Ricardo Augusto Borsoi,Konstantin Usevich,David Brie,Tülay Adali
DOI: https://doi.org/10.1109/TSP.2024.3510680
2024-12-02
Abstract:Coupled tensor decompositions (CTDs) perform data fusion by linking factors from different datasets. Although many CTDs have been already proposed, current works do not address important challenges of data fusion, where: 1) the datasets are often heterogeneous, constituting different "views" of a given phenomena (multimodality); and 2) each dataset can contain personalized or dataset-specific information, constituting distinct factors that are not coupled with other datasets. In this work, we introduce a personalized CTD framework tackling these challenges. A flexible model is proposed where each dataset is represented as the sum of two components, one related to a common tensor through a multilinear measurement model, and another specific to each dataset. Both the common and distinct components are assumed to admit a polyadic decomposition. This generalizes several existing CTD models. We provide conditions for specific and generic uniqueness of the decomposition that are easy to interpret. These conditions employ uni-mode uniqueness of different individual datasets and properties of the measurement model. Two algorithms are proposed to compute the common and distinct components: a semi-algebraic one and a coordinate-descent optimization method. Experimental results illustrate the advantage of the proposed framework compared with the state of the art approaches.

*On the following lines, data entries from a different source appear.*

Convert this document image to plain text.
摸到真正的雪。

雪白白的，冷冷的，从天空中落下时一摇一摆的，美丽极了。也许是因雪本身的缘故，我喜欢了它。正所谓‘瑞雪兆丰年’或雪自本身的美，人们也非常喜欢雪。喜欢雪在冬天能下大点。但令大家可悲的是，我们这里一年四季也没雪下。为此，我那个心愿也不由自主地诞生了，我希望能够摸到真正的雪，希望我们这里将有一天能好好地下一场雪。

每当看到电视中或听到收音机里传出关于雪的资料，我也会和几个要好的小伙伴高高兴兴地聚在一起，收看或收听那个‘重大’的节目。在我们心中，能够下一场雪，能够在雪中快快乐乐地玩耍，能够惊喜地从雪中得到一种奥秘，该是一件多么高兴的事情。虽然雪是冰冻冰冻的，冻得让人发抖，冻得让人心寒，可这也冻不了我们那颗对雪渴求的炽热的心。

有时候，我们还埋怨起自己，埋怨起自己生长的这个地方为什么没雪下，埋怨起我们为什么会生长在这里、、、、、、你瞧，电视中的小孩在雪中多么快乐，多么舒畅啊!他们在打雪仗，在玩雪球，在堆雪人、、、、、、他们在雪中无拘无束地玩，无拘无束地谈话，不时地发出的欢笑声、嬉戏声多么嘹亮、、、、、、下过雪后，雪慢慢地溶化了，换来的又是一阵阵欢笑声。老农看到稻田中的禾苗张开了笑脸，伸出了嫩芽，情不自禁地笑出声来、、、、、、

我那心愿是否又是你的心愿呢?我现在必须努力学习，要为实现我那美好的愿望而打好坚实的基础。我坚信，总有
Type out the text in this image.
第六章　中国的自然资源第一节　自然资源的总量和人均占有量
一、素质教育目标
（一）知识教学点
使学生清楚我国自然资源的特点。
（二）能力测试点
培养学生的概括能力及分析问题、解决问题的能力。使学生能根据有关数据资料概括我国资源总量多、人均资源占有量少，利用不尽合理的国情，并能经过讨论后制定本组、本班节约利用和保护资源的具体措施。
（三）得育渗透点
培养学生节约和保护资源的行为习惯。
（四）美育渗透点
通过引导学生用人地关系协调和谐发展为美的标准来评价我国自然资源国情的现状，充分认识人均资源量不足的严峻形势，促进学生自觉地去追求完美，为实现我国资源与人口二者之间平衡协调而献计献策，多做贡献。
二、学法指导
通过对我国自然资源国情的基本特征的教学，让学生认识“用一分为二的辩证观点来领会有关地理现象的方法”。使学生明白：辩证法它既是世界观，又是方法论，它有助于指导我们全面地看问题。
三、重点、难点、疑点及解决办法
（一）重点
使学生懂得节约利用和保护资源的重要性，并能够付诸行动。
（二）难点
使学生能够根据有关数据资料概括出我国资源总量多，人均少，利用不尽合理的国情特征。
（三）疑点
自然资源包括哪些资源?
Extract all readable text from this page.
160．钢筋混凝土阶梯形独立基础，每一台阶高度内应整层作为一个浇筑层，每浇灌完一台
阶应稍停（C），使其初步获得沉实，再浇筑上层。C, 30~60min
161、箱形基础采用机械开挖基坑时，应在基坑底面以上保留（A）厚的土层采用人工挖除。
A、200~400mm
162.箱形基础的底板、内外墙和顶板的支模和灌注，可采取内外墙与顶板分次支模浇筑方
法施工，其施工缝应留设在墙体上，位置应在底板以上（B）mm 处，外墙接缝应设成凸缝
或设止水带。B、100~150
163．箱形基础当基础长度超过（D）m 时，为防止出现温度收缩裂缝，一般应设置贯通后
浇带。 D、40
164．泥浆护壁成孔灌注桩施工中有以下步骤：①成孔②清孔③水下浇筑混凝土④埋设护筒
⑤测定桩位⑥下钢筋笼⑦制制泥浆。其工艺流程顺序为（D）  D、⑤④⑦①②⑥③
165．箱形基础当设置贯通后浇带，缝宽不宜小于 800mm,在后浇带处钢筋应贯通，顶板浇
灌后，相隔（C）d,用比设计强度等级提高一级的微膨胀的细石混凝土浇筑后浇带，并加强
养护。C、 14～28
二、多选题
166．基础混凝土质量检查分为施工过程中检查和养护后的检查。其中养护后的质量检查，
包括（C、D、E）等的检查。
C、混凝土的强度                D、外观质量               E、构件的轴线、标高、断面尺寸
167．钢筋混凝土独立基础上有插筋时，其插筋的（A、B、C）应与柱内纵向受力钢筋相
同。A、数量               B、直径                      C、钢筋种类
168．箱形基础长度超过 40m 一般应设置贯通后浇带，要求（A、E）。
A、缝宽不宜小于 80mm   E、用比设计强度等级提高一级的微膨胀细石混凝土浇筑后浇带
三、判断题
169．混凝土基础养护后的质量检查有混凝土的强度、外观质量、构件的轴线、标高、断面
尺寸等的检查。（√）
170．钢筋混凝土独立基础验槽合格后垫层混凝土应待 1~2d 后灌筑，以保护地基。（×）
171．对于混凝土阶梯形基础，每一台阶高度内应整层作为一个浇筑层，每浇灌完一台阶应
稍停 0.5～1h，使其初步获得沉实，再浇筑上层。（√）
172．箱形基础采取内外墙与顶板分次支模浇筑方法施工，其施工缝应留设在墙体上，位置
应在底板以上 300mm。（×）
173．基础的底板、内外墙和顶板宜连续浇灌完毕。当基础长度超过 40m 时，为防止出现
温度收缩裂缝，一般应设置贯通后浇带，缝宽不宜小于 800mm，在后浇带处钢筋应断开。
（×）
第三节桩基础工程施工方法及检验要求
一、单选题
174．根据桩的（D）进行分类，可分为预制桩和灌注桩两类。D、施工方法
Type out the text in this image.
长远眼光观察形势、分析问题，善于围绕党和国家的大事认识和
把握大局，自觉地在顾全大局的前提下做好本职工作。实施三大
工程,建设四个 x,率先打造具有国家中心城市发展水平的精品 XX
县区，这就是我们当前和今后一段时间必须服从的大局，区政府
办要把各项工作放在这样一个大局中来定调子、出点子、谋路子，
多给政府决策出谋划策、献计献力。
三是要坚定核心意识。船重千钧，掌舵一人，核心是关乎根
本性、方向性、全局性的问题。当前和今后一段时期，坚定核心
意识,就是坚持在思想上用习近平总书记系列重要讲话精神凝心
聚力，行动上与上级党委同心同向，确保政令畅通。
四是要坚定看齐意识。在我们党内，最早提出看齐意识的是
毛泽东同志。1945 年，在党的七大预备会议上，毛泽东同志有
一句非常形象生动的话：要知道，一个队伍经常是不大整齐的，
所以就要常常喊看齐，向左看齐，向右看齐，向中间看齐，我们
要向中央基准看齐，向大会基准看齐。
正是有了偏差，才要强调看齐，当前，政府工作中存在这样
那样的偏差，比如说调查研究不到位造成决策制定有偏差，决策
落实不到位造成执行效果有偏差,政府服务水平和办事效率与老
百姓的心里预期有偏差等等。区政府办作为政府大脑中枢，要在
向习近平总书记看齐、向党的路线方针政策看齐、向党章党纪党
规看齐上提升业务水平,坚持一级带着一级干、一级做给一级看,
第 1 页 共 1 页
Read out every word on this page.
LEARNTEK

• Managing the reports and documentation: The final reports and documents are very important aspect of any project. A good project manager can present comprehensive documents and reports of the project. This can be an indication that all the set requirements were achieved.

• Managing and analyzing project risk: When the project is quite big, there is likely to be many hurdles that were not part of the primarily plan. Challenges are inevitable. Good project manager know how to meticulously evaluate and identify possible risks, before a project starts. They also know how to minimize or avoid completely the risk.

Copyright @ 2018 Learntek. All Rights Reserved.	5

Machine Learning,Signal Processing
What problem does this paper attempt to address?
The main problem that this paper attempts to solve is the limitations of existing Coupled Tensor Decompositions (CTDs) in multimodal data fusion, especially the following two challenges: 1. **Heterogeneity of datasets**: Different datasets usually form different "views" (i.e., multimodal) of a given phenomenon, such as data obtained by different sensors or measurement methods. 2. **Personalized or dataset - specific information**: Each dataset may contain unique information that is not coupled with other datasets and is specific to this dataset. To solve these problems, the author proposes a personalized CTD framework. This framework allows each dataset to be represented as the sum of two parts: - One part is associated with a common tensor through a multilinear measurement model, representing shared information; - The other part is specific to each dataset, representing personalized or dataset - specific information. This model not only generalizes the existing CTD models but also provides conditions for specific uniqueness and general uniqueness. In addition, the author proposes two algorithms to calculate the common and specific components: one is a semi - algebraic method, and the other is an optimization method based on coordinate descent. ### Main contributions 1. **Generalize existing models**: This framework not only covers previous work (such as [9], [40], etc.), but also considers a wider range of measurement/degradation models and the heterogeneity between datasets. 2. **Multilinear measurement model**: The proposed model is applicable to various practical applications, such as hyperspectral and neuroimaging data fusion problems. 3. **Uniqueness conditions that are easy to interpret**: These conditions show the "weaker" (unimodal) uniqueness of each measurement tensor and the influence of the measurement model on the uniqueness of the entire decomposition. 4. **Algorithm development**: Semi - algebraic and optimization algorithms are proposed to calculate the decomposition, and their advantages over existing methods are verified through experiments. In summary, this paper aims to improve the effective extraction and interpretation ability of shared and specific information in multimodal data fusion by introducing a personalized CTD framework.